Bridge over ocean
1 May 1979 Financial Analysts Journal Volume 35, Issue 3

The Kondratieff Cycle: Investment Strategy Tool or Fascinating Coincidence?

  1. Ronald W. Kaiser

In the 1920s the Russian economist Nicholas Kondratieff discovered a pattern of recurring 50-year megacycles in the economies of Germany, France, Great Britain, the United States and presocialist Russia. Each cycle is characterized by four distinct phases—(1) a growth period culminating in an inflationary peak, (2) a short-lived primary depression, (3) a plateau phase and (4) a long period of economic stagnation including a secondary depression.

The U.S. has experienced three complete Kondratieff cycles—from the 1780s to 1843, 1843 to 1896 and 1896 to 1940. The first phase of each cycle has lasted an average of 27 years, only to be followed by a one-year second phase—a primary depression. The third—plateau—phase, lasting four to eight years, has typically failed to regain the levels of growth that preceded the primary depression. The fourth phase—economic stagnation—has averaged 19 years and been characterized by at least one major secondary depression.
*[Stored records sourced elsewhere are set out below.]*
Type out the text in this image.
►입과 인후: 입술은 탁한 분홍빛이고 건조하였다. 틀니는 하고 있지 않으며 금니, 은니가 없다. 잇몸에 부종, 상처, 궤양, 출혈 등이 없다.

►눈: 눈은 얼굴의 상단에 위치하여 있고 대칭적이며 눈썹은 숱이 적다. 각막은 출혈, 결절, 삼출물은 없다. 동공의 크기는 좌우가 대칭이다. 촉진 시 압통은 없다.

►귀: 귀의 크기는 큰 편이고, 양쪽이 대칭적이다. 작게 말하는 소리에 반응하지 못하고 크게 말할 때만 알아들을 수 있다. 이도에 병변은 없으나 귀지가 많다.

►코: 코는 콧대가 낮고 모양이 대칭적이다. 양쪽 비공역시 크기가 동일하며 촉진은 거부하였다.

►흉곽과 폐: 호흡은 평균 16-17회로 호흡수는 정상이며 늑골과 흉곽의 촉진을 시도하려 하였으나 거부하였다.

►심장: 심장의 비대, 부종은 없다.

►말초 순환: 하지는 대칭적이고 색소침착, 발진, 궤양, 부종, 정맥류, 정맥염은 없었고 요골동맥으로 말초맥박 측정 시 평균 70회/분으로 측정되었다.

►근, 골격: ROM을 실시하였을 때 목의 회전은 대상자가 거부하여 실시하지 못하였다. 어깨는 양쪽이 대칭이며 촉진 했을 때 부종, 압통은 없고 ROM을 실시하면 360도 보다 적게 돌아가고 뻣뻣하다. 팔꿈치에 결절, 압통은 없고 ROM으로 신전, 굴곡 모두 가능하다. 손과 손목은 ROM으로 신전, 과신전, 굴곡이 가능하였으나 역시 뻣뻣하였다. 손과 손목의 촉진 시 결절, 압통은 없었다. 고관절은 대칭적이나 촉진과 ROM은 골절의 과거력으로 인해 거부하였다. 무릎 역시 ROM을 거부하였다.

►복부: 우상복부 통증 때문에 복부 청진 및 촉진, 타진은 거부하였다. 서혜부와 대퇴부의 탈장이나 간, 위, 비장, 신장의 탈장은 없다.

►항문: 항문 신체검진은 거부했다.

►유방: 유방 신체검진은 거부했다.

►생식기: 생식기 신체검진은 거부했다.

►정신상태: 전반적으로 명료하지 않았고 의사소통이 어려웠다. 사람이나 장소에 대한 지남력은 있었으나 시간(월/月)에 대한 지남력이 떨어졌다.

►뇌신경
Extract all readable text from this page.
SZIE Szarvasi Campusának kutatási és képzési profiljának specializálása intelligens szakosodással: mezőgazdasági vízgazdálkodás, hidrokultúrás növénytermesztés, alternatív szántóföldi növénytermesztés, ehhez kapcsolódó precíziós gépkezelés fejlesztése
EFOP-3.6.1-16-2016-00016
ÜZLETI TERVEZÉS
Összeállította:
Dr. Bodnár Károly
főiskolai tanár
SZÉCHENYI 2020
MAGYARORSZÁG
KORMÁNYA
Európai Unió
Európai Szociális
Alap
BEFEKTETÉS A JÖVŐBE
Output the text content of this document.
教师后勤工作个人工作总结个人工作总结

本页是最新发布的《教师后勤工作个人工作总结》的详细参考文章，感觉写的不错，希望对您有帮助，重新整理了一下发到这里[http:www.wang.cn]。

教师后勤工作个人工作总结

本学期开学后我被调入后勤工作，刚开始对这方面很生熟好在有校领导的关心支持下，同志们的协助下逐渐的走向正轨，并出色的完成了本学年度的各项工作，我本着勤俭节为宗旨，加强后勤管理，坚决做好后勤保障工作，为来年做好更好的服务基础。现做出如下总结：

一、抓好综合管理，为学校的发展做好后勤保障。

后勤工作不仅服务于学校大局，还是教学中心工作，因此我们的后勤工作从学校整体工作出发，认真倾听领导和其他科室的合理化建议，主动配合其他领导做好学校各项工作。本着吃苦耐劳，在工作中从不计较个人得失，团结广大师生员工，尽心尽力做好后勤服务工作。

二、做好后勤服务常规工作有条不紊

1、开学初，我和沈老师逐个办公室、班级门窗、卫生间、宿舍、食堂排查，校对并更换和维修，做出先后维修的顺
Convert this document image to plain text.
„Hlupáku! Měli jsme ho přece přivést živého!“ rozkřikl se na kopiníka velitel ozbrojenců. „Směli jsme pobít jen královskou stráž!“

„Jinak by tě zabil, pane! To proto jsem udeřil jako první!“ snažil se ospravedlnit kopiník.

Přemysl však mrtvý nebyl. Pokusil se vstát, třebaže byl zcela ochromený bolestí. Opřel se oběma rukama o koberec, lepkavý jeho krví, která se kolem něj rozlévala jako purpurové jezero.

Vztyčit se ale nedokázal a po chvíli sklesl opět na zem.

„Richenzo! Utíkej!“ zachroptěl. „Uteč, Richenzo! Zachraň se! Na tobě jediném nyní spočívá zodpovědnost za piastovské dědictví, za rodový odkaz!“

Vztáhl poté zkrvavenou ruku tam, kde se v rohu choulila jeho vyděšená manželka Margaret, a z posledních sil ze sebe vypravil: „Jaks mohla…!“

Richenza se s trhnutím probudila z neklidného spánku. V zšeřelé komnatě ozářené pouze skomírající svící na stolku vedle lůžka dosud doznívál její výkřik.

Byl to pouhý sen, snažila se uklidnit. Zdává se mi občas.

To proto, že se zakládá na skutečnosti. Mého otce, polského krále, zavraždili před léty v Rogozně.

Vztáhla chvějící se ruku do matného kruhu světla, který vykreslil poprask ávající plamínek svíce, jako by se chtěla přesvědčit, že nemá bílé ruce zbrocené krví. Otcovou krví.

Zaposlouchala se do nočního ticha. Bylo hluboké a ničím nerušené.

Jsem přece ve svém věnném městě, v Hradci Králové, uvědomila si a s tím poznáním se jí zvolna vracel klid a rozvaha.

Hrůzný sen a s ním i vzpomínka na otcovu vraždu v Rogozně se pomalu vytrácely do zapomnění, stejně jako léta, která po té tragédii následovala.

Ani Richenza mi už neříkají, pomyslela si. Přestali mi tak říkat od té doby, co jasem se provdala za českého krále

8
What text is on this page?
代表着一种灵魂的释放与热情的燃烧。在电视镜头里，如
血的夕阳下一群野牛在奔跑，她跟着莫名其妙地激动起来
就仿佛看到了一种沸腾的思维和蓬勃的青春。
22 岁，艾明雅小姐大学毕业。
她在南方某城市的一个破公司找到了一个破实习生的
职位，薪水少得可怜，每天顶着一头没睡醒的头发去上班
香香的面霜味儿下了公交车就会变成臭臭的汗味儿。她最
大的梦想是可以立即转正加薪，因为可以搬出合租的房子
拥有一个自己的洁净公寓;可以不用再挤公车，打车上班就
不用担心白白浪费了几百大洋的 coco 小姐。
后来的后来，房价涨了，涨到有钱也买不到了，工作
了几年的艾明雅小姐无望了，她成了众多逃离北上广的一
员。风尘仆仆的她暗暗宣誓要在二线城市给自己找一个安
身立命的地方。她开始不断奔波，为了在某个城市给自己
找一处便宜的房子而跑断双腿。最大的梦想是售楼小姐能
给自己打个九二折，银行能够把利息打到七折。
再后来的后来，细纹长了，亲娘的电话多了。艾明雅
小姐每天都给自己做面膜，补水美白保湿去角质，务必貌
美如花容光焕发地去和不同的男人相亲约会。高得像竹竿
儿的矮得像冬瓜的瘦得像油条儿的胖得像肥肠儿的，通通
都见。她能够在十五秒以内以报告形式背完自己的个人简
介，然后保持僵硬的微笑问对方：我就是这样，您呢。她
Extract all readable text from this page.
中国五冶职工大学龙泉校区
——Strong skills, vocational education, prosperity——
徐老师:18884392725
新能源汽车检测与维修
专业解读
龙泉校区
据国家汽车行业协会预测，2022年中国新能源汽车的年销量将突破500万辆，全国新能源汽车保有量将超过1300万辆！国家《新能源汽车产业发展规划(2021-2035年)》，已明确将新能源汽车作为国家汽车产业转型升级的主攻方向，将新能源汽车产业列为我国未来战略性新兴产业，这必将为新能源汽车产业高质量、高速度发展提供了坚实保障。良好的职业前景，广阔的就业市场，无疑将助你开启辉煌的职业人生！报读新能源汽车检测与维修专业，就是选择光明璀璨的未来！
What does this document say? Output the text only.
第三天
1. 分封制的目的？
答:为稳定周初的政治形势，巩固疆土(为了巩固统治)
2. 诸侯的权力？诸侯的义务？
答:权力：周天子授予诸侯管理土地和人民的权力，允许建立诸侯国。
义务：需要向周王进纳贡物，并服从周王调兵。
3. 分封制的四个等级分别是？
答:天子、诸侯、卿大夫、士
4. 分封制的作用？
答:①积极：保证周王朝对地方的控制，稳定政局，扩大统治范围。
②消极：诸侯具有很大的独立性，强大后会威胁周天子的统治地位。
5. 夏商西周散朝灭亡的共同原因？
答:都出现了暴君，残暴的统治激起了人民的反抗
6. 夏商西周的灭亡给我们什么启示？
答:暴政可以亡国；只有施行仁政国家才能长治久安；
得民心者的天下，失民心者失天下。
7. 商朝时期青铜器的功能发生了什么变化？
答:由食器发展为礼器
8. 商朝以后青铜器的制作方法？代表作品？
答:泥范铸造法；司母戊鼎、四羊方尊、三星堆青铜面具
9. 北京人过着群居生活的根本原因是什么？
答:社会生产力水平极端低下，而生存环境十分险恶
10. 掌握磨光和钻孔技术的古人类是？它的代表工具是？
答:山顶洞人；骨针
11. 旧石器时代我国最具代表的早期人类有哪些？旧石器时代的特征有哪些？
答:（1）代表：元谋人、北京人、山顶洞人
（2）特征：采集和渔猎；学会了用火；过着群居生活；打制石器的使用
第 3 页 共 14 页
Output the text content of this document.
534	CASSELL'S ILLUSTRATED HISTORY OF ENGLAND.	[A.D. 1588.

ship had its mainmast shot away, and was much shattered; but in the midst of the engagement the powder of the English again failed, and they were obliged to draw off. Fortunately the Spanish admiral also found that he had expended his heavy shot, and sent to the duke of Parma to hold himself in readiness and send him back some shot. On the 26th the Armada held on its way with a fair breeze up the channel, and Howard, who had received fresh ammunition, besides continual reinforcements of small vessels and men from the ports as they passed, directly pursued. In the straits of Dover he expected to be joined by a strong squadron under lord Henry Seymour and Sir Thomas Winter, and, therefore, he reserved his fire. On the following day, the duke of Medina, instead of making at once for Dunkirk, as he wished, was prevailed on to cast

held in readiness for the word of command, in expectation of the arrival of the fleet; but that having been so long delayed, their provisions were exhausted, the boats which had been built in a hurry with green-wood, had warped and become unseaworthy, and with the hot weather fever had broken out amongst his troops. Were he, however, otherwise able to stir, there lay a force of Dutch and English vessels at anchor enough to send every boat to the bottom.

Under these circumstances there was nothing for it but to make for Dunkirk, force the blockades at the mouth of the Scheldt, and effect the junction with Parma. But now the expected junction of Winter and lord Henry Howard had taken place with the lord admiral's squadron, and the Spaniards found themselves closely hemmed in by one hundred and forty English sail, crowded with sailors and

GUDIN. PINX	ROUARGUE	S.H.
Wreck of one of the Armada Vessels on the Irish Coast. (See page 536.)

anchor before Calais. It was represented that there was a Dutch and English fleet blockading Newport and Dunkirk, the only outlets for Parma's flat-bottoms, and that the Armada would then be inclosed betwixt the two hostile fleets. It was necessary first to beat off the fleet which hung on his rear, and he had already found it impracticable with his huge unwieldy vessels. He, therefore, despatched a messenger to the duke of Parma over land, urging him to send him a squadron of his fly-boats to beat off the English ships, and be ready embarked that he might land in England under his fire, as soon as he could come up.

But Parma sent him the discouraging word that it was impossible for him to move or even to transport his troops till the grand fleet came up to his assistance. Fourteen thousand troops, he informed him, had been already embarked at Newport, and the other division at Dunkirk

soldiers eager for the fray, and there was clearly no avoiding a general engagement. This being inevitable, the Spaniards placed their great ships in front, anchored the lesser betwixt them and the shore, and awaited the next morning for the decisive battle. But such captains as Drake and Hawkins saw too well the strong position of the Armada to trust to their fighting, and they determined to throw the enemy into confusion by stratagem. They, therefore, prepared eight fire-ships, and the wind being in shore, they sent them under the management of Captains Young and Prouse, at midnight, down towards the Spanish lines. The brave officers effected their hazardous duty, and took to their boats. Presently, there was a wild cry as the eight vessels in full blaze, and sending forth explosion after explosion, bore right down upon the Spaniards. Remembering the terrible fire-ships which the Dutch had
On average, recessions during the stagnant phase have lasted a year longer than recessions during the growth phase.

M.I.T. professor Jay Forrester has concluded that the Kondratieff cycle can be explained by capital investment. During the growth phase, demand is imposed on the capital goods sector by both the consumer durables sector and the capital goods sector itself. At the peak, a labor shortage encourages capital intensive production, which puts even greater demands on the capital goods sector. The plateau phase fails to exploit the capacity created during the growth phase, while a relative reduction in labor costs, encouraging a shift back to greater use of labor, further diminishes the need for new capital goods. The stagnant phase is marked by a secondary depression and a rapid collapse of the capital goods sector. Accumulating physical depreciation then sets the stage for the next growth phase.

It appears that the U.S. is now in the midst of the third phase of a fourth cycle that began in 1940 and will possibly end sometime in the 1990s. Investors who consider only the economic experience of the post World War II era may find they have been reading a dangerously short history book.